En Suisse, les denrées alimentaires et les boissons sans alcool achetées dans un magasin ou une station-service sont actuellement soumises à un taux de TVA réduit à 2.4%. Consommés au restaurant, les mêmes produits sont taxés à un taux de 7.6%. Plus de trois fois davantage. Les milieux de l'hôtellerie-restauration ont récemment lancé une initiative populaire visant à supprimer cette inégalité de traitement.
L'écart entre ces deux taux de TVA va encore augmenter le 1er janvier 2011. A cette date, la TVA applicable à la restauration va passer à 8% (+0.4%) alors que le taux réduit dont bénéficient les magasins d'alimentation et les points de vente à l’emporter va passer à 2.5% (+0.1%).
Cette inégalité de traitement repose sur une vision dépassée de notre société. Elle part du principe que les produits d'alimentation achetés en magasin sont de première nécessité et qu’ils doivent donc être faiblement taxés. Pourquoi pas. C'est quand on passe à la deuxième partie du raisonnement qu'il fait fausse route. Car les mêmes produits se retrouvent taxés comme des denrées de luxe s’ils sont consommés au restaurant.
Cette manière de voir remonte au temps où la plupart des Suisses travaillaient encore près de chez eux et pouvaient rentrer "à la maison" pour prendre leur repas de midi. Or la distance de plus en plus grande et de plus en plus fréquente entre travail et domicile a non seulement fait exploser le nombre des "pendulaires" mais également bouleversé les comportements alimentaires. Aujourd'hui, la majorité des actifs prennent leur repas de midi en dehors de chez eux par nécessité, et non par goût du luxe.
L'hôtellerie-restauration est l’une des principales branches de notre économie. Le tourisme constitue, avec la chimie, la métallurgie et l'horlogerie, l'un des piliers de notre industrie "d'exportation". C'est une branche fortement créatrice d'emplois et de places d'apprentissage. Elle pèse plus de 130'000 emplois à plein temps.
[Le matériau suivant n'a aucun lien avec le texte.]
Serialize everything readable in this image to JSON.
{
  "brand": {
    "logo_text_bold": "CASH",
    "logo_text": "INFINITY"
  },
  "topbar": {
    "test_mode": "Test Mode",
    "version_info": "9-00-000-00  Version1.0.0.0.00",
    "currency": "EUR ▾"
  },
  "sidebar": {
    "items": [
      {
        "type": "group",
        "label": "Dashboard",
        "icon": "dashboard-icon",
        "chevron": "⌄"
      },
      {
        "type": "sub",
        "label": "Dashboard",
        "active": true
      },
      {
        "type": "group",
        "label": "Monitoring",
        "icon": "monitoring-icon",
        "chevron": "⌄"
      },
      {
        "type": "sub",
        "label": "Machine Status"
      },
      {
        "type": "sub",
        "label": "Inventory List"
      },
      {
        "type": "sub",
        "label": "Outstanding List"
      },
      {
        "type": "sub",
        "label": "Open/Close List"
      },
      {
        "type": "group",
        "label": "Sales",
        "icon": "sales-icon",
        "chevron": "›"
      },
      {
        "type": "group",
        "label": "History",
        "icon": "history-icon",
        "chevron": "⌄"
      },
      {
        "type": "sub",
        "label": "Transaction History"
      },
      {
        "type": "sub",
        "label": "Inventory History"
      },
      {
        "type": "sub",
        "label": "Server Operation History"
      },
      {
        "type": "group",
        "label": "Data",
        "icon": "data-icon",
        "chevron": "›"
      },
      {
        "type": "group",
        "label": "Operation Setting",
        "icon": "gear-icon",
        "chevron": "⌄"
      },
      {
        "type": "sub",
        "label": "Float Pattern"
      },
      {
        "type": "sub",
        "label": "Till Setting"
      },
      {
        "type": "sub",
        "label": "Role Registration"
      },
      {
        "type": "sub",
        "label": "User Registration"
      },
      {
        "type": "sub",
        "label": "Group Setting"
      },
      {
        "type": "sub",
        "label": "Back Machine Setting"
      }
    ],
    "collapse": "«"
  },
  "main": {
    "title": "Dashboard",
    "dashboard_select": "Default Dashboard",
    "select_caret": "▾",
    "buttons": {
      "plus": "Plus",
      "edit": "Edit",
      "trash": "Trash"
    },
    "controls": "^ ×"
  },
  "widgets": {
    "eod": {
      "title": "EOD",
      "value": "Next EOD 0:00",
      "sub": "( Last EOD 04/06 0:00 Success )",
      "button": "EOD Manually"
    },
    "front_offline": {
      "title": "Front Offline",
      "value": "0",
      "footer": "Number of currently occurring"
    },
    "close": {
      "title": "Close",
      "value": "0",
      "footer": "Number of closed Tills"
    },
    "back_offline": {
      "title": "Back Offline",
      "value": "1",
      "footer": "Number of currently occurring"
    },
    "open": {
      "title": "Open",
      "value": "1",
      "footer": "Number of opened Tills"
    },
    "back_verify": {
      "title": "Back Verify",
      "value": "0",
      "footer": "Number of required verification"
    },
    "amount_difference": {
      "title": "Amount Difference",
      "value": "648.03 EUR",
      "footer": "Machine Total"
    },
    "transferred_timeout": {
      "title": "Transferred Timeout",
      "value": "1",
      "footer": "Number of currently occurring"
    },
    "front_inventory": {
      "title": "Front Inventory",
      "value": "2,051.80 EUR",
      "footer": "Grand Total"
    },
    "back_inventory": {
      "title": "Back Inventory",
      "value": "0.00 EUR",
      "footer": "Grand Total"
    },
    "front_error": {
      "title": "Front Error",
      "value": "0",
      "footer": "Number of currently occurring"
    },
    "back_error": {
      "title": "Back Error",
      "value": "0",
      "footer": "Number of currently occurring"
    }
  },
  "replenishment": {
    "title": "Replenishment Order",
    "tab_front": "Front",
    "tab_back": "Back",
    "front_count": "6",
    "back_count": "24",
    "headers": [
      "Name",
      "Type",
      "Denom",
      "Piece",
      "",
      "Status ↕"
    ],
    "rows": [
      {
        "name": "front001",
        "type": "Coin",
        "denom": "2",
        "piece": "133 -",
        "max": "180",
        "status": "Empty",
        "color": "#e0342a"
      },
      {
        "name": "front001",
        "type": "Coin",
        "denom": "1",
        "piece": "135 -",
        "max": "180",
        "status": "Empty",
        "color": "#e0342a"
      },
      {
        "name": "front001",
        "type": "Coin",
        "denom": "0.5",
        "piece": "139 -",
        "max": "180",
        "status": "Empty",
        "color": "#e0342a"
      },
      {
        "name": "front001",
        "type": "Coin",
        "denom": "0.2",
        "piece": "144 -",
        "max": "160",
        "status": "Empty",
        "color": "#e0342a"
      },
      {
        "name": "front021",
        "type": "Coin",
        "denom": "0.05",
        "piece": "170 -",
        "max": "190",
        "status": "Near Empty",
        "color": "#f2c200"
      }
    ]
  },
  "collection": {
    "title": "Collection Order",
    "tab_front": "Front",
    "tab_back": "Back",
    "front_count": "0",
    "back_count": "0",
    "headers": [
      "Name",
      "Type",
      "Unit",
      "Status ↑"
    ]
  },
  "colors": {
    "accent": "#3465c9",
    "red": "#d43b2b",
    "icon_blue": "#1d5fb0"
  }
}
Or les prix sont un facteur essentiel de compétitivité dans l'hôtellerie-restauration, au même titre que la qualité de l'accueil ou de ce qu'il y a dans l'assiette. C'est pourquoi le taux de TVA lié aux denrées alimentaires et aux boissons sans alcool doit être le même partout en Suisse. Mais il doit aussi être concurrentiel par rapport à l'étranger. Alors que le taux de la TVA appliqué à la restauration n'est plus que de 5.5% en France, il sera de 8% l'an prochain dans notre pays. Ce n'est pas vraiment la meilleure manière de soutenir le tourisme suisse.
Le Conseil fédéral aurait pu éviter l'initiative lancée par les milieux de l'hôtellerie-restauration. En 2004, un conseiller aux Etats avait déjà demandé que le taux réduit de TVA à 2.4% s'applique aussi aux restaurants. Le Conseil fédéral avait alors fait semblant d'être d'accord en proposant au Parlement d'accepter sa motion. Mais six ans plus tard rien n'a changé. Cela s'appelle prendre les gens pour des imbéciles.